I was minding my very own business the other day (which is something I'm not wont to do often) when I received an email from our mutual friend, Jill of the quilted pictures. In that same tome, she christened me Queen of Trivia. Hmmm. I don't know. Do I really like trivia that much? She referenced my blog and its submissions of trivia, but I really don't think that makes me the queen because of the approximate 12 million blogs out there in 2008, many contained trivia.
It wasn't trivia that won me that Starbucks card over at 
Nancy's blog. Whatever it was, I'm a happy, happy soul. You need to go over there and meet her darling boys!
Maybe good fortune was really smiling on me because I not only won that gift card, but I escaped near death when a slew of cans fell out of a kitchen cabinet. There has been a rise in insurance claims involving kitchen accidents in the last couple of years. I may not have gotten hurt, but the cans did cut in half my son's cell phone charger wire to the tune of a $26 replacement.
On Monday, I was greeted by an enthusiastic yet muddled student who has spent the first half of the semester questioning my course structure, the assignments, the worthiness of English to be taught at a community college, how writing essays would help her as a plumber, and so on. But this day, she was loving English. The essays finally made sense. She had conquered her personal version of Writer's Block and was actively engaged in liking me and my class. I assured her that while 30% of college freshmen drop out, 50% of all college enrollees never graduate, so her fourth attempt at passing English was exemplary.
At some time during that lovely exchange, my son's school called to say he really couldn't breathe. Our family scale is 1-10 for asthma. One means he could run all day without trouble while 10 means we need to see the doctor today. When the secretary, who clearly thinks my son is a bit of an actor, put him on the phone, he whispered, "I'm 5.5." It was enough for me to leave work and pick him up. After all, the number of pediatric asthma deaths has declined since 1999, but the number of doctor visits to treat asthma has more than doubled in that same time-frame.

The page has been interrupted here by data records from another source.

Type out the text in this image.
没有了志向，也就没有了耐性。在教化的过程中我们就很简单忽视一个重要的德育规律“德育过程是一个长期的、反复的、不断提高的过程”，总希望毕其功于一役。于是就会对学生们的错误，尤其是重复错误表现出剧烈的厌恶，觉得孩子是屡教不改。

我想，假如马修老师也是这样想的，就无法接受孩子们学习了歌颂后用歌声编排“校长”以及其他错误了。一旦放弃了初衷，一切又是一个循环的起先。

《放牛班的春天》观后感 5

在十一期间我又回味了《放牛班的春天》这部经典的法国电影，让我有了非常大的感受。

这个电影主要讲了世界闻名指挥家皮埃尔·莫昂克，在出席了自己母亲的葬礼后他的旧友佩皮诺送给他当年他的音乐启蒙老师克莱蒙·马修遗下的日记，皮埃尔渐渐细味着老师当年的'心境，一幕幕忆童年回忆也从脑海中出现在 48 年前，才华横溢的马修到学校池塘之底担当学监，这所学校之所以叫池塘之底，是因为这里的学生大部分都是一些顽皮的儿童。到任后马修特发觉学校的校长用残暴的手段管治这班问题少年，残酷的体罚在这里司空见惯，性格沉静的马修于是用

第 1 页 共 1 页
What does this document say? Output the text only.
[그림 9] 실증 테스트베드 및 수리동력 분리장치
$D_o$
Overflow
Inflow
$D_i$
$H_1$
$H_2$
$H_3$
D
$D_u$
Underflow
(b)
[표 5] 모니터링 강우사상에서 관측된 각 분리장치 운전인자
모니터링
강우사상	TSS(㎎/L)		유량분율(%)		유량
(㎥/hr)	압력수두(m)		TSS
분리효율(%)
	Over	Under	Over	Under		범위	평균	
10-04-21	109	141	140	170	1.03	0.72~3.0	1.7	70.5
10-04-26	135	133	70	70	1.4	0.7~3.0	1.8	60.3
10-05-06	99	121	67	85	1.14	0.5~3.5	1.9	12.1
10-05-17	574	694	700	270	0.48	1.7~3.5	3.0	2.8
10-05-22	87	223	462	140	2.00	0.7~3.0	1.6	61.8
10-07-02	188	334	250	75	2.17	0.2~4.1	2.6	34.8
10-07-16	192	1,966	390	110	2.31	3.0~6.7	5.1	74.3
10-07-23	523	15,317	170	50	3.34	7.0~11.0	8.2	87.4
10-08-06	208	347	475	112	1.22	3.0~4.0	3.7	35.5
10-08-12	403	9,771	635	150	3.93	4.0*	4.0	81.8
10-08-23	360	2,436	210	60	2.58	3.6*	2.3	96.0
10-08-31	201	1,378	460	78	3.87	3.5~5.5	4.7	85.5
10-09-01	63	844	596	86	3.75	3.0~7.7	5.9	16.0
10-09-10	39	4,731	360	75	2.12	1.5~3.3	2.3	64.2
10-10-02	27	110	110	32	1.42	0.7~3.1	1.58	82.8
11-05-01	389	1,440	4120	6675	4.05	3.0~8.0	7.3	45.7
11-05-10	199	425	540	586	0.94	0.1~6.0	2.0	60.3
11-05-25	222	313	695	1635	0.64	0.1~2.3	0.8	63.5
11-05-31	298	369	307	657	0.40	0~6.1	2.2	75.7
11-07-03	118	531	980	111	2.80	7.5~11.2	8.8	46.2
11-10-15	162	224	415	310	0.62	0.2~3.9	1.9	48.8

On that same note, we are going to see the ENT next week to determine if afore-mentioned child needs another set of ear tubes. One pediatrician said yes; one said no. We shall let the ENT decide. Doesn't it boggle your mind that 700,000 kids get ear tubes each year?
I should have been an ear tube doctor or maybe an orthodontist. The husband\wife team charged with improving my daughter's smile, work three days per week and see their final patient at 3:00. The first appointments start about 9. Consider these facts and then cry at the career choice you did make:

- private practice average income = $420k, based on a survey by the American Association of Orthodontists
- average # days worked: 4
- average # hours worked per week: 32
- average malpractice insurance : <$5,000 per year - only 2-3 years of residency after dental school, no fellowships required or even available 
Those numbers make me cry (I don't know whether they were emotional tears or reflex tears) but I do know that when I was done, I remembered that I forgot to thank our hostess this week, Mrs. 4444. I don't think she earns $420k a year, but I suspect that what she does as a special education teacher is of far more value than straightening smiles.